In case anyone has forgotten, here is how Tony L sumnarised the MQA question,
As a somewhat disinterested onlooker who has no actual use for it I find the whole MQA thing fascinating. The reason it is so interesting is how, unlike much of audio, it actually simultaneously spans pretty much all areas of real controversy within this market. I think I'd use the following category headings:
a) Political; corporate behaviour, closed-loop proprietary technology, licensing, Right To Repair, lack of test data etc.
b) Technological; how does it actually work, what is the evidence, does it’s performance meet the marketing claims etc, how ‘lossless’ is it, can it ‘correct’ a full studio to end-user encoding chain etc etc?
c) Subjective/objective; is it ‘transparent’ or is it ‘coloured’, can you spot it on a blind-test etc etc?
It is rare to find something that is top-tier argument fodder in every single category!

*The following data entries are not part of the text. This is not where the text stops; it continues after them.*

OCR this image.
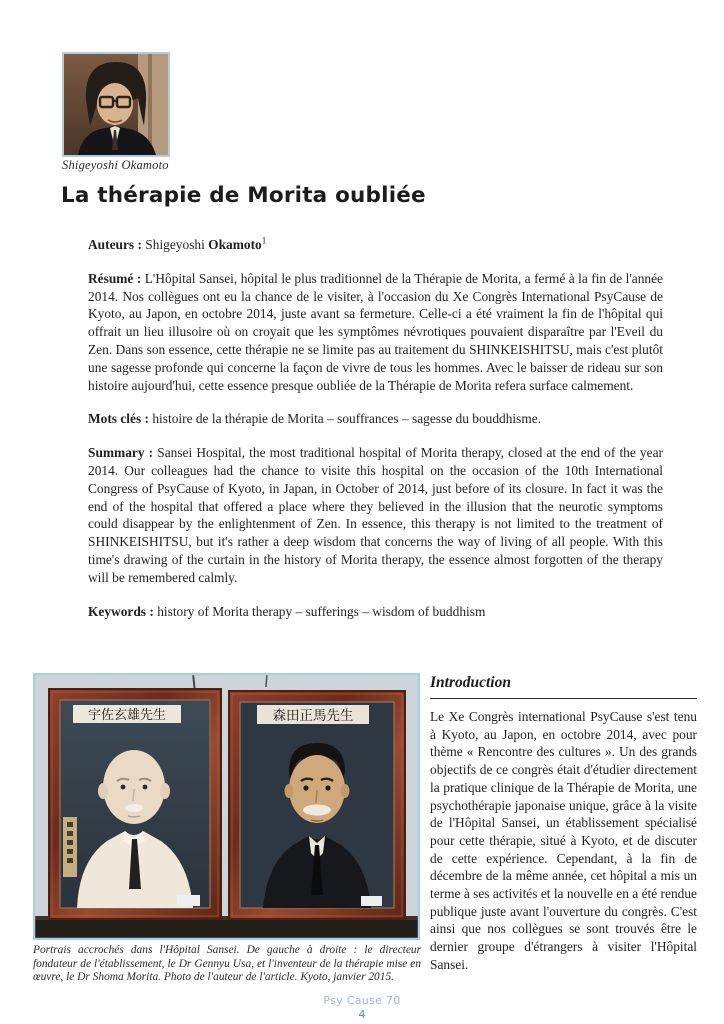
Shigeyoshi Okamoto
La thérapie de Morita oubliée

Auteurs : Shigeyoshi Okamoto$^1$

Résumé : L'Hôpital Sansei, hôpital le plus traditionnel de la Thérapie de Morita, a fermé à la fin de l'année 2014. Nos collègues ont eu la chance de le visiter, à l'occasion du Xe Congrès International PsyCause de Kyoto, au Japon, en octobre 2014, juste avant sa fermeture. Celle-ci a été vraiment la fin de l'hôpital qui offrait un lieu illusoire où on croyait que les symptômes névrotiques pouvaient disparaître par l'Eveil du Zen. Dans son essence, cette thérapie ne se limite pas au traitement du SHINKEISHITSU, mais c'est plutôt une sagesse profonde qui concerne la façon de vivre de tous les hommes. Avec le baisser de rideau sur son histoire aujourd'hui, cette essence presque oubliée de la Thérapie de Morita refera surface calmement.

Mots clés : histoire de la thérapie de Morita – souffrances – sagesse du bouddhisme.

Summary : Sansei Hospital, the most traditional hospital of Morita therapy, closed at the end of the year 2014. Our colleagues had the chance to visite this hospital on the occasion of the 10th International Congress of PsyCause of Kyoto, in Japan, in October of 2014, just before of its closure. In fact it was the end of the hospital that offered a place where they believed in the illusion that the neurotic symptoms could disappear by the enlightenment of Zen. In essence, this therapy is not limited to the treatment of SHINKEISHITSU, but it's rather a deep wisdom that concerns the way of living of all people. With this time's drawing of the curtain in the history of Morita therapy, the essence almost forgotten of the therapy will be remembered calmly.

Keywords : history of Morita therapy – sufferings – wisdom of buddhism

宇佐玄雄先生	森田正馬先生
Portrais accrochés dans l'Hôpital Sansei. De gauche à droite : le directeur fondateur de l'établissement, le Dr Gennyu Usa, et l'inventeur de la thérapie mise en œuvre, le Dr Shoma Morita. Photo de l'auteur de l'article. Kyoto, janvier 2015.
Introduction
Le Xe Congrès international PsyCause s'est tenu à Kyoto, au Japon, en octobre 2014, avec pour thème « Rencontre des cultures ». Un des grands objectifs de ce congrès était d'étudier directement la pratique clinique de la Thérapie de Morita, une psychothérapie japonaise unique, grâce à la visite de l'Hôpital Sansei, un établissement spécialisé pour cette thérapie, situé à Kyoto, et de discuter de cette expérience. Cependant, à la fin de décembre de la même année, cet hôpital a mis un terme à ses activités et la nouvelle en a été rendue publique juste avant l'ouverture du congrès. C'est ainsi que nos collègues se sont trouvés être le dernier groupe d'étrangers à visiter l'Hôpital Sansei.
Psy Cause 70
4
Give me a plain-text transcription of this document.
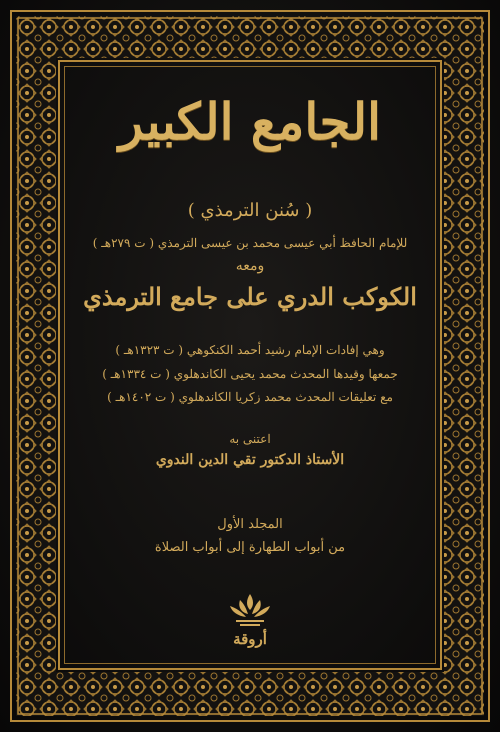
الجامع الكبير
( سُنن الترمذي )
للإمام الحافظ أبي عيسى محمد بن عيسى الترمذي ( ت ٢٧٩هـ )
ومعه
الكوكب الدري على جامع الترمذي
وهي إفادات الإمام رشيد أحمد الكنكوهي ( ت ١٣٢٣هـ )
جمعها وقيدها المحدث محمد يحيى الكاندهلوي ( ت ١٣٣٤هـ )
مع تعليقات المحدث محمد زكريا الكاندهلوي ( ت ١٤٠٢هـ )
اعتنى به
الأستاذ الدكتور تقي الدين الندوي
المجلد الأول
من أبواب الطهارة إلى أبواب الصلاة
أروقة
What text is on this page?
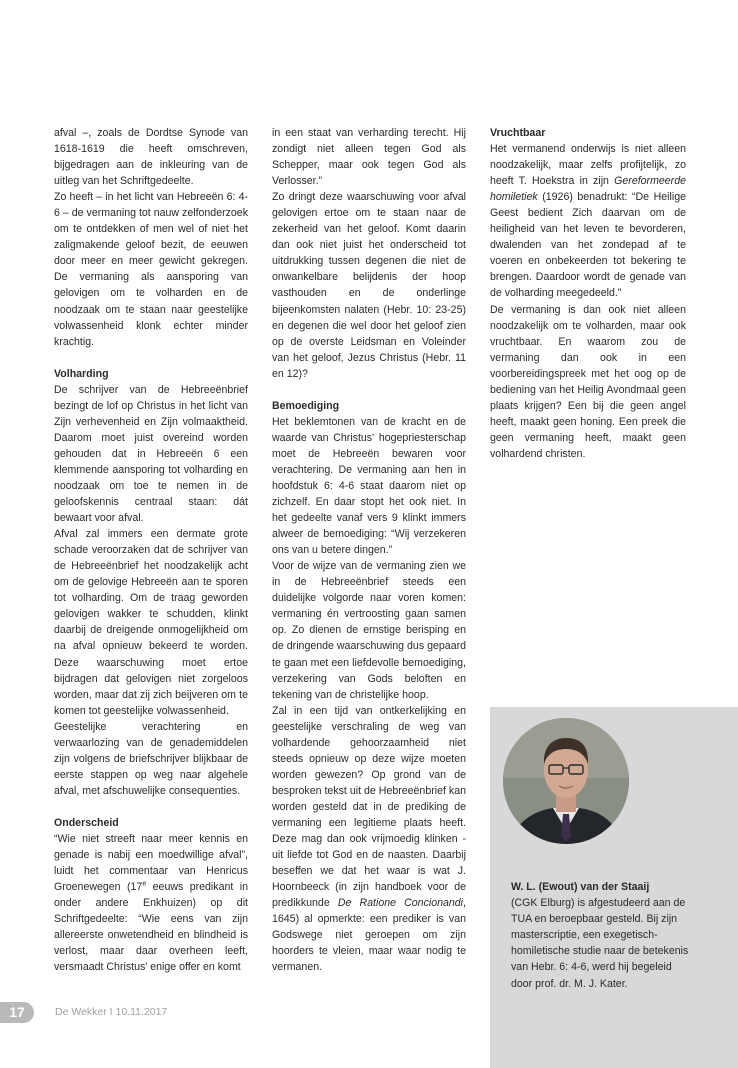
afval –, zoals de Dordtse Synode van 1618-1619 die heeft omschreven, bijgedragen aan de inkleuring van de uitleg van het Schriftgedeelte.

Zo heeft – in het licht van Hebreeën 6: 4-6 – de vermaning tot nauw zelfonderzoek om te ontdekken of men wel of niet het zaligmakende geloof bezit, de eeuwen door meer en meer gewicht gekregen. De vermaning als aansporing van gelovigen om te volharden en de noodzaak om te staan naar geestelijke volwassenheid klonk echter minder krachtig.

Volharding

De schrijver van de Hebreeënbrief bezingt de lof op Christus in het licht van Zijn verhevenheid en Zijn volmaaktheid. Daarom moet juist overeind worden gehouden dat in Hebreeën 6 een klemmende aansporing tot volharding en noodzaak om toe te nemen in de geloofskennis centraal staan: dát bewaart voor afval.

Afval zal immers een dermate grote schade veroorzaken dat de schrijver van de Hebreeënbrief het noodzakelijk acht om de gelovige Hebreeën aan te sporen tot volharding. Om de traag geworden gelovigen wakker te schudden, klinkt daarbij de dreigende onmogelijkheid om na afval opnieuw bekeerd te worden. Deze waarschuwing moet ertoe bijdragen dat gelovigen niet zorgeloos worden, maar dat zij zich beijveren om te komen tot geestelijke volwassenheid.

Geestelijke verachtering en verwaarlozing van de genademiddelen zijn volgens de briefschrijver blijkbaar de eerste stappen op weg naar algehele afval, met afschuwelijke consequenties.

Onderscheid

“Wie niet streeft naar meer kennis en genade is nabij een moedwillige afval”, luidt het commentaar van Henricus Groenewegen (17e eeuws predikant in onder andere Enkhuizen) op dit Schriftgedeelte: “Wie eens van zijn allereerste onwetendheid en blindheid is verlost, maar daar overheen leeft, versmaadt Christus' enige offer en komt

in een staat van verharding terecht. Hij zondigt niet alleen tegen God als Schepper, maar ook tegen God als Verlosser.”

Zo dringt deze waarschuwing voor afval gelovigen ertoe om te staan naar de zekerheid van het geloof. Komt daarin dan ook niet juist het onderscheid tot uitdrukking tussen degenen die niet de onwankelbare belijdenis der hoop vasthouden en de onderlinge bijeenkomsten nalaten (Hebr. 10: 23-25) en degenen die wel door het geloof zien op de overste Leidsman en Voleinder van het geloof, Jezus Christus (Hebr. 11 en 12)?

Bemoediging

Het beklemtonen van de kracht en de waarde van Christus' hogepriesterschap moet de Hebreeën bewaren voor verachtering. De vermaning aan hen in hoofdstuk 6: 4-6 staat daarom niet op zichzelf. En daar stopt het ook niet. In het gedeelte vanaf vers 9 klinkt immers alweer de bemoediging: “Wij verzekeren ons van u betere dingen.”

Voor de wijze van de vermaning zien we in de Hebreeënbrief steeds een duidelijke volgorde naar voren komen: vermaning én vertroosting gaan samen op. Zo dienen de ernstige berisping en de dringende waarschuwing dus gepaard te gaan met een liefdevolle bemoediging, verzekering van Gods beloften en tekening van de christelijke hoop.

Zal in een tijd van ontkerkelijking en geestelijke verschraling de weg van volhardende gehoorzaamheid niet steeds opnieuw op deze wijze moeten worden gewezen? Op grond van de besproken tekst uit de Hebreeënbrief kan worden gesteld dat in de prediking de vermaning een legitieme plaats heeft. Deze mag dan ook vrijmoedig klinken - uit liefde tot God en de naasten. Daarbij beseffen we dat het waar is wat J. Hoornbeeck (in zijn handboek voor de predikkunde De Ratione Concionandi, 1645) al opmerkte: een prediker is van Godswege niet geroepen om zijn hoorders te vleien, maar waar nodig te vermanen.

Vruchtbaar

Het vermanend onderwijs is niet alleen noodzakelijk, maar zelfs profijtelijk, zo heeft T. Hoekstra in zijn Gereformeerde homiletiek (1926) benadrukt: “De Heilige Geest bedient Zich daarvan om de heiligheid van het leven te bevorderen, dwalenden van het zondepad af te voeren en onbekeerden tot bekering te brengen. Daardoor wordt de genade van de volharding meegedeeld.”

De vermaning is dan ook niet alleen noodzakelijk om te volharden, maar ook vruchtbaar. En waarom zou de vermaning dan ook in een voorbereidingspreek met het oog op de bediening van het Heilig Avondmaal geen plaats krijgen? Een bij die geen angel heeft, maakt geen honing. Een preek die geen vermaning heeft, maakt geen volhardend christen.

W. L. (Ewout) van der Staaij
(CGK Elburg) is afgestudeerd aan de TUA en beroepbaar gesteld. Bij zijn masterscriptie, een exegetisch-homiletische studie naar de betekenis van Hebr. 6: 4-6, werd hij begeleid door prof. dr. M. J. Kater.
17	De Wekker I 10.11.2017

From my perspective a) is the area that interests me the most. I guess I’m one of Jim Austin’s ‘internet libertarians’ in this regard. I just don’t see a need for a new proprietary licensed format in a world that already has copious bandwidth, FLAC, Apple Lossless etc. If it is better subjectively and people prefer it then make it open source and more long-term sustainable and environmentally responsible by not enforcing closed-loop proprietary technology on an increasingly open and distributed music industry.
PS Obviously b) and c) are both hindered by a).